After this, it takes a team of four to lay the dance floor over the foam:  Carlos and I on either end of the Marley roll, slowly pushing it out, making sure the edge stay even with the outside edge of the foam, and AKS and Fernando crawling backwards ahead of and facing the Marley, pressing air beneath the foam toward the outer edges and smoothing the strips into alignment with open palms.  Concentration is key, as looking away even for a moment can allow a tiny gap to develop between the two foam strips, meaning we need to re-roll a meter or so of Marley and try again.  And of course, once the first roll is finally down we get to do it again with the second.
A communal exhale sounds as we finally made it to the end.  Now we can leave the Marley alone to breathe overnight, and tomorrow it is just a matter of taping the seams closed and taping the edges to the floor.  Then let the rehearsals begin!

Saturday, June 30, 2012


Welcome to the new blog of dance company NETZWERK AKS, the Platform for Contemporary Dance + Art!  We are an international network of contemporary dancers and artists currently based in Millstatt, a tiny town in the beautiful Carinthian Alps of southern Austria.
You are probably wondering, “What can a tiny town in southern Austria hold for a contemporary dance company?” Yes, it is true:  many of the dirndl- or lederhosen-flaunting locals would rather drink beer, eat sausage and dance at a Polkafest than indulge in an evening of philosophical movement observation.
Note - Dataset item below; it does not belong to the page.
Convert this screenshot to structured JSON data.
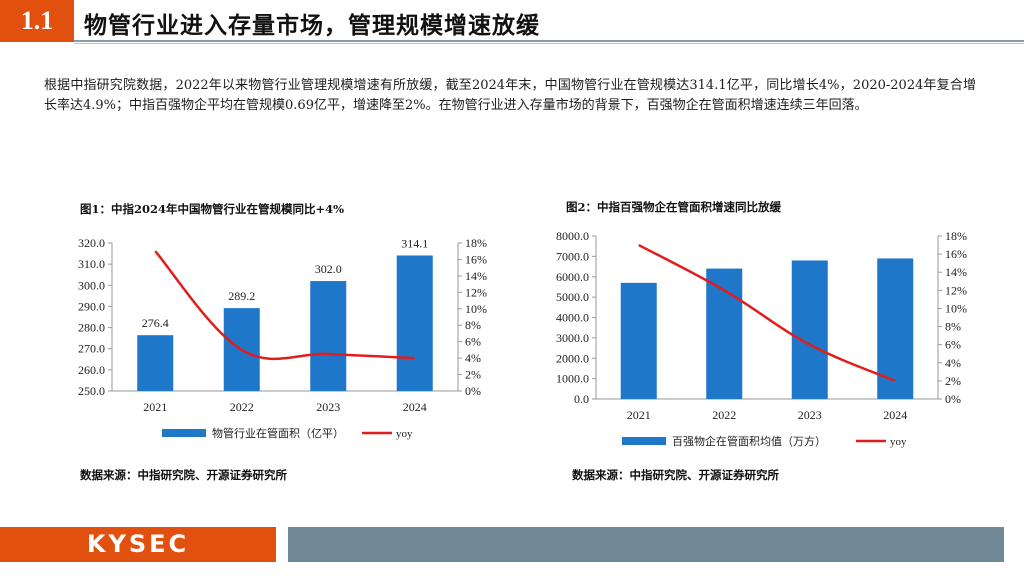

But if you woke every morning to an avian serenade intermingled with a breeze through the leaves and jubilant church bells, and watched the mist rise from the silvery Lake over the evergreen-blanketed mountains and into the blue, blue sky, and could rehearse in an old monastery with windows overlooking a garden to the water beyond, and could sit in the evening as I am now, watching the sun painting a trail of pink in her wake as she sinks behind the mountain tops before the moon brightens and the stars appear … well, you’d feel like dancing too!  The quiet and natural beauty here accommodate the whimsical ways of inspiration, giving her the freedom to work unharried by the rush, routine and unrest of city life.
We rehearse inside this old monastery
Not to say our choice of workspace hasn’t lent itself to a few challenges:  most of the locals are not exactly contemporary dance enthusiasts and large audiences are hard to come by,
What the locals think we do          What the Burgermeister thinks we do
(how the locals see our work)
and many in the greater arts community do not seem to take us seriously because they do not believe that High Art can exist in the provinces amongst the sheep and the cows.
(how the greater arts community views our work)
Still, we make the best of it and are happy to be here.